A solution to this problem that takes up little room in your storage is a filter. Filters can turn creek and river water into acceptable drinking water and save the day. With a 13,000 gallon filtering capacity, the Katadyn water filter is my favorite. 13,000 gallons is almost 12 years of clean water for a family of 3. That is worth the cost. I also recommend water purification tablets because they are cheap and can be helpful to remove certain bacteria.
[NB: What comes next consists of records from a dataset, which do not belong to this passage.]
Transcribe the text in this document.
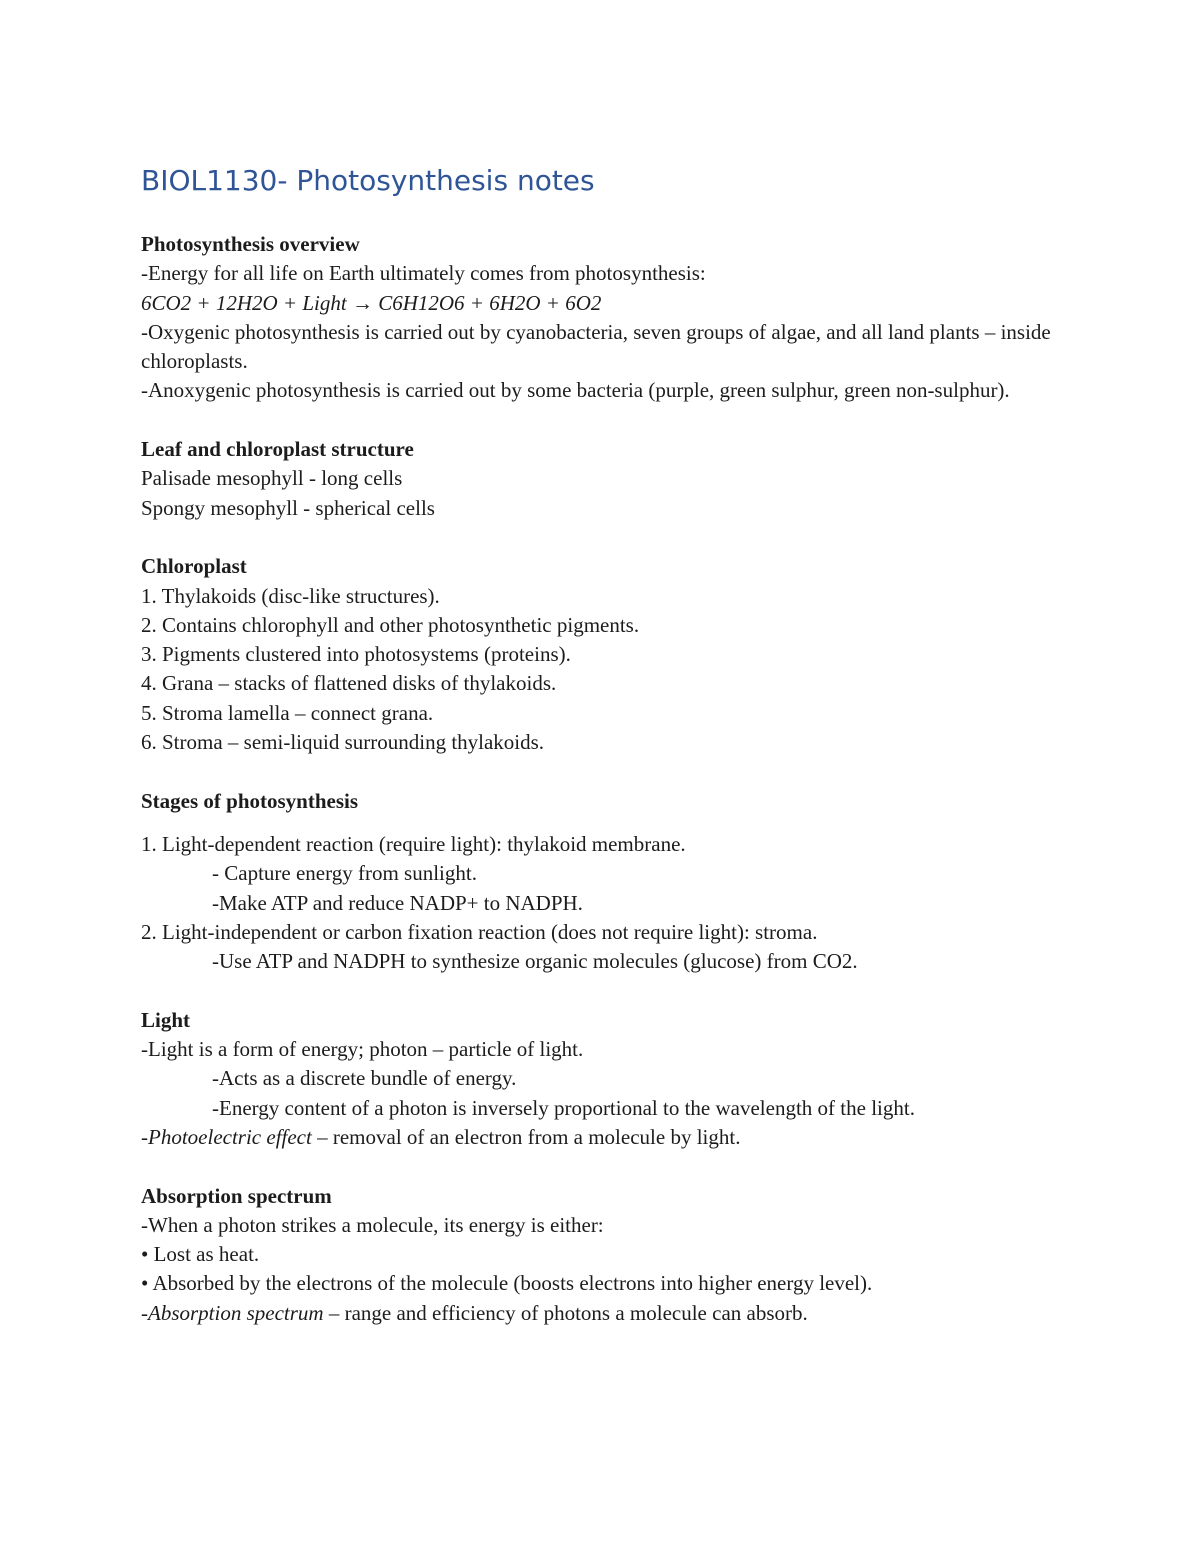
BIOL1130- Photosynthesis notes

Photosynthesis overview

-Energy for all life on Earth ultimately comes from photosynthesis:

6CO2 + 12H2O + Light → C6H12O6 + 6H2O + 6O2

-Oxygenic photosynthesis is carried out by cyanobacteria, seven groups of algae, and all land plants – inside chloroplasts.

-Anoxygenic photosynthesis is carried out by some bacteria (purple, green sulphur, green non-sulphur).

Leaf and chloroplast structure

Palisade mesophyll - long cells

Spongy mesophyll - spherical cells

Chloroplast

1. Thylakoids (disc-like structures).

2. Contains chlorophyll and other photosynthetic pigments.

3. Pigments clustered into photosystems (proteins).

4. Grana – stacks of flattened disks of thylakoids.

5. Stroma lamella – connect grana.

6. Stroma – semi-liquid surrounding thylakoids.

Stages of photosynthesis

1. Light-dependent reaction (require light): thylakoid membrane.

- Capture energy from sunlight.

-Make ATP and reduce NADP+ to NADPH.

2. Light-independent or carbon fixation reaction (does not require light): stroma.

-Use ATP and NADPH to synthesize organic molecules (glucose) from CO2.

Light

-Light is a form of energy; photon – particle of light.

-Acts as a discrete bundle of energy.

-Energy content of a photon is inversely proportional to the wavelength of the light.

-Photoelectric effect – removal of an electron from a molecule by light.

Absorption spectrum

-When a photon strikes a molecule, its energy is either:

• Lost as heat.

• Absorbed by the electrons of the molecule (boosts electrons into higher energy level).

-Absorption spectrum – range and efficiency of photons a molecule can absorb.
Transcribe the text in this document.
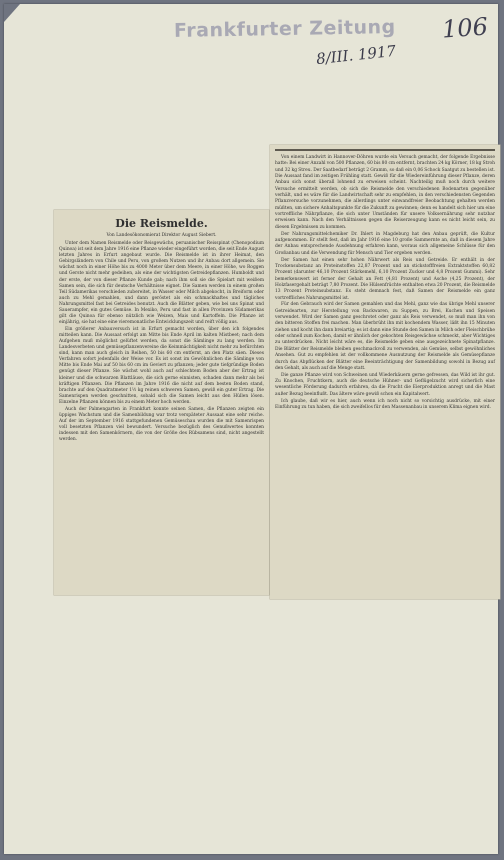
Frankfurter Zeitung 106
8/III. 1917
Die Reismelde.
Von Landesökonomierat Direktor August Siebert.

Unter dem Namen Reismelde oder Reisgewächs, peruanischer Reisspinat (Chenopodium Quinoa) ist seit dem Jahre 1916 eine Pflanze wieder eingeführt worden, die seit Ende August letzten Jahres in Erfurt angebaut wurde. Die Reismelde ist in ihrer Heimat, den Gebirgsländern von Chile und Peru, von großem Nutzen und ihr Anbau dort allgemein. Sie wächst noch in einer Höhe bis zu 4000 Meter über dem Meere, in einer Höhe, wo Roggen und Gerste nicht mehr gedeihen, als eine der wichtigsten Getreidepflanzen. Humboldt und der erste, der von dieser Pflanze Kunde gab; nach ihm soll sie die Spielart mit weißem Samen sein, die sich für deutsche Verhältnisse eignet. Die Samen werden in einem großen Teil Südamerikas verschieden zubereitet, in Wasser oder Milch abgekocht, in Breiform oder auch zu Mehl gemahlen, und dann geröstet als ein schmackhaftes und tägliches Nahrungsmittel fast bei Getreides benutzt. Auch die Blätter geben, wie bei uns Spinat und Sauerampfer, ein gutes Gemüse. In Mexiko, Peru und fast in allen Provinzen Südamerikas gilt die Quinoa für ebenso nützlich wie Weizen, Mais und Kartoffeln. Die Pflanze ist einjährig, sie hat eine eine vieremonatliche Entwicklungszeit und reift völlig aus.

Ein größerer Anbauversuch ist in Erfurt gemacht worden, über den ich folgendes mitteilen kann. Die Aussaat erfolgt am Mitte bis Ende April im kalten Mistbeet; nach dem Aufgehen muß möglichst gelüftet werden, da sonst die Sämlinge zu lang werden. Im Landesverbeten und gemüsepflanzenvereine die Keimmächtigkeit nicht mehr zu befürchten sind, kann man auch gleich in Reihen, 50 bis 60 cm entfernt, an den Platz säen. Dieses Verfahren sofort jedenfalls der Weise vor. Es ist sonst im Gewöhnlichen die Sämlinge von Mitte bis Ende Mai auf 50 bis 60 cm im Geviert zu pflanzen; jeder gute tiefgründige Boden genügt dieser Pflanze. Sie wächst wohl auch auf schlechtem Boden aber der Ertrag ist kleiner und die schwarzen Blattläuse, die sich gerne einnisten, schaden dann mehr als bei kräftigen Pflanzen. Die Pflanzen im Jahre 1916 die nicht auf dem besten Boden stand, brachte auf den Quadratmeter 1½ kg reinen schweren Samen, gewiß ein guter Ertrag. Die Samenrispen werden geschnitten, sobald sich die Samen leicht aus den Hüllen lösen. Einzelne Pflanzen können bis zu einem Meter hoch werden.

Auch der Palmengarten in Frankfurt konnte seinen Samen, die Pflanzen zeigten ein üppiges Wachstum und die Samenbildung war trotz verspäteter Aussaat eine sehr reiche. Auf der im September 1916 stattgefundenen Gemüseschau wurden die mit Samenrispen voll besetzten Pflanzen viel bewundert. Versuche bezüglich des Genußwertes konnten indessen mit den Samenkörnern, die von der Größe des Rübsamens sind, nicht angestellt werden.

Von einem Landwirt in Hannover-Döhren wurde ein Versuch gemacht, der folgende Ergebnisse hatte: Bei einer Anzahl von 500 Pflanzen, 60 bis 80 cm entfernt, brachten 24 kg Körner, 18 kg Stroh und 32 kg Streu. Der Saatbedarf beträgt 2 Gramm, so daß ein 0,06 Schock Saatgut zu bestellen ist. Die Aussaat fand im zeitigen Frühling statt. Gewiß für die Wiedereinführung dieser Pflanze, deren Anbau sich sonst überall lohnend zu erweisen scheint. Nachteilig muß noch durch weitere Versuche ermittelt werden, ob sich die Reismelde den verschiedenen Bodenarten gegenüber verhält, und es wäre für die Landwirtschaft sehr zu empfehlen, in den verschiedensten Gegenden Pflanzversuche vorzunehmen, die allerdings unter einwandfreier Beobachtung gehalten werden müßten, um sichere Anhaltspunkte für die Zukunft zu gewinnen; denn es handelt sich hier um eine vortreffliche Nährpflanze, die sich unter Umständen für unsere Volksernährung sehr nutzbar erweisen kann. Nach den Verhältnissen gegen die Reiserzeugung kann es nicht leicht sein, zu diesen Ergebnissen zu kommen.

Der Nahrungsmittelchemiker Dr. Ihlert in Magdeburg hat den Anbau geprüft, die Kultur aufgenommen. Er stellt fest, daß im Jahr 1916 eine 10 große Sammernte an, daß in diesem Jahre der Anbau entsprechende Ausdehnung erfahren kann, woraus sich allgemeine Schlüsse für den Großanbau und die Verwendung für Mensch und Tier ergeben werden.

Der Samen hat einen sehr hohen Nährwert als Reis und Getreide. Er enthält in der Trockensubstanz an Proteinstoffen 22,87 Prozent und an stickstofffreien Extraktstoffen 60,82 Prozent (darunter 46,10 Prozent Stärkemehl, 6,10 Prozent Zucker und 4,8 Prozent Gummi). Sehr bemerkenswert ist ferner der Gehalt an Fett (4,81 Prozent) und Asche (4,25 Prozent), der Holzfasergehalt beträgt 7,80 Prozent. Die Hülsenfrüchte enthalten etwa 20 Prozent, die Reismelde 13 Prozent Proteinsubstanz. Es steht demnach fest, daß Samen der Reismelde ein ganz vortreffliches Nahrungsmittel ist.

Für den Gebrauch wird der Samen gemahlen und das Mehl, ganz wie das übrige Mehl unserer Getreidearten, zur Herstellung von Backwaren, zu Suppen, zu Brei, Kuchen und Speisen verwendet. Wird der Samen ganz geschrotet oder ganz als Reis verwendet, so muß man ihn von den bitteren Stoffen frei machen. Man überbrüht ihn mit kochendem Wasser, läßt ihn 15 Minuten ziehen und kocht ihn dann breiartig; es ist dann eine Stunde den Samen in Milch oder Fleischbrühe oder schnell zum Kochen, damit er ähnlich der gekochten Reisgewächse schmeckt, aber Wichtiges zu unterdrücken. Nicht leicht wäre es, die Reismelde geben eine ausgezeichnete Spinatpflanze. Die Blätter der Reismelde bleiben geschmackvoll zu verwenden, als Gemüse, selbst gewöhnliches Ansehen. Gut zu empfehlen ist der vollkommene Ausnutzung der Reismelde als Gemüsepflanze durch das Abpflücken der Blätter eine Beeinträchtigung der Samenbildung sowohl in Bezug auf den Gehalt, als auch auf die Menge statt.

Die ganze Pflanze wird von Schweinen und Wiederkäuern gerne gefressen, das Wild ist ihr gut. Zu Knochen, Fruchtkern, auch die deutsche Hühner- und Geflügelzucht wird sicherlich eine wesentliche Förderung dadurch erfahren, da die Frucht die Eierproduktion anregt und die Mast außer Bezug beeinflußt. Das ältere wäre gewiß schon ein Kapitalwert.

Ich glaube, daß wir es hier, auch wenn ich noch nicht so vorsichtig ausdrücke, mit einer Einführung zu tun haben, die sich zweifellos für den Massenanbau in unserem Klima eignen wird.
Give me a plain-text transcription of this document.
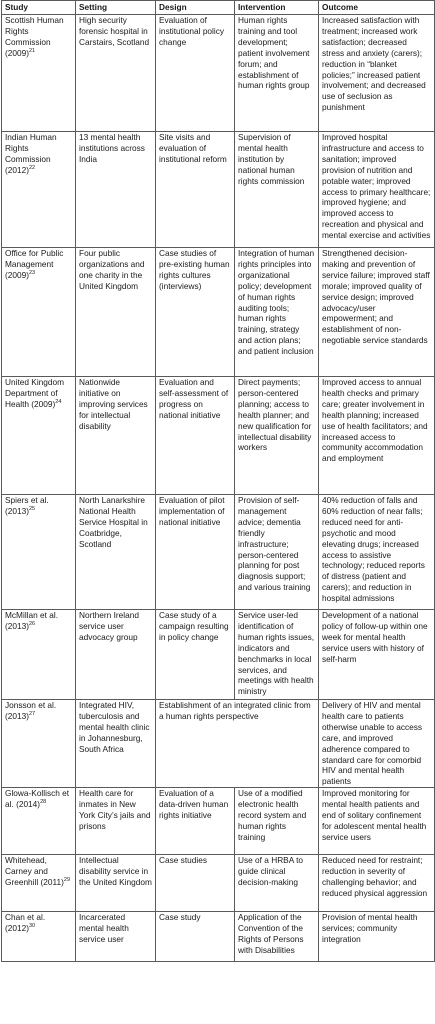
Study	Setting	Design	Intervention	Outcome
Scottish Human Rights Commission $(2009)^{21}$	High security forensic hospital in Carstairs, Scotland	Evaluation of institutional policy change	Human rights training and tool development; patient involvement forum; and establishment of human rights group	Increased satisfaction with treatment; increased work satisfaction; decreased stress and anxiety (carers); reduction in “blanket policies;” increased patient involvement; and decreased use of seclusion as punishment
Indian Human Rights Commission $(2012)^{22}$	13 mental health institutions across India	Site visits and evaluation of institutional reform	Supervision of mental health institution by national human rights commission	Improved hospital infrastructure and access to sanitation; improved provision of nutrition and potable water; improved access to primary healthcare; improved hygiene; and improved access to recreation and physical and mental exercise and activities
Office for Public Management $(2009)^{23}$	Four public organizations and one charity in the United Kingdom	Case studies of pre-existing human rights cultures (interviews)	Integration of human rights principles into organizational policy; development of human rights auditing tools; human rights training, strategy and action plans; and patient inclusion	Strengthened decision-making and prevention of service failure; improved staff morale; improved quality of service design; improved advocacy/user empowerment; and establishment of non-negotiable service standards
United Kingdom Department of Health $(2009)^{24}$	Nationwide initiative on improving services for intellectual disability	Evaluation and self-assessment of progress on national initiative	Direct payments; person-centered planning; access to health planner; and new qualification for intellectual disability workers	Improved access to annual health checks and primary care; greater involvement in health planning; increased use of health facilitators; and increased access to community accommodation and employment
Spiers et al. $(2013)^{25}$	North Lanarkshire National Health Service Hospital in Coatbridge, Scotland	Evaluation of pilot implementation of national initiative	Provision of self-management advice; dementia friendly infrastructure; person-centered planning for post diagnosis support; and various training	40% reduction of falls and 60% reduction of near falls; reduced need for anti-psychotic and mood elevating drugs; increased access to assistive technology; reduced reports of distress (patient and carers); and reduction in hospital admissions
McMillan et al. $(2013)^{26}$	Northern Ireland service user advocacy group	Case study of a campaign resulting in policy change	Service user-led identification of human rights issues, indicators and benchmarks in local services, and meetings with health ministry	Development of a national policy of follow-up within one week for mental health service users with history of self-harm
Jonsson et al. $(2013)^{27}$	Integrated HIV, tuberculosis and mental health clinic in Johannesburg, South Africa	Establishment of an integrated clinic from a human rights perspective		Delivery of HIV and mental health care to patients otherwise unable to access care, and improved adherence compared to standard care for comorbid HIV and mental health patients
Glowa-Kollisch et al. $(2014)^{28}$	Health care for inmates in New York City’s jails and prisons	Evaluation of a data-driven human rights initiative	Use of a modified electronic health record system and human rights training	Improved monitoring for mental health patients and end of solitary confinement for adolescent mental health service users
Whitehead, Carney and Greenhill $(2011)^{29}$	Intellectual disability service in the United Kingdom	Case studies	Use of a HRBA to guide clinical decision-making	Reduced need for restraint; reduction in severity of challenging behavior; and reduced physical aggression
Chan et al. $(2012)^{30}$	Incarcerated mental health service user	Case study	Application of the Convention of the Rights of Persons with Disabilities	Provision of mental health services; community integration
I can write on forever about the different water situations, but this general knowledge will help everyone reading this get started on building their supplies.

Monday, January 16, 2012


If you are here, than like me you are interested in preparing yourself and your family for some sort of interruption in our daily lives as we know it(TEOTWAWKI, WTSHTF, etc). Maybe nothing will ever happen. But if it does, I don't want to look back and realize how easy it would have been to prepare and give my family a better chance of survival. The book that motivated me to begin prepping was "The Patriots" by James W. Rawles.

Most families do not have the necessary stock of food and supplies to stay alive during an extended emergency. I am willing to bet 3 days of no power would really test a majority of the households in America. Sure, Uncle Sam will be there to hand out supplies. But who wants to stand amongst the mobs to receive rations of water and food? Not I. Maybe Uncle Sam's ability to help will be delayed if the disaster is far reaching. Then what?

I am using this blog to track how I am preparing my family and hopefully you can learn something too. Feel free to leave me comments if you have something to share. We all can learn from one another.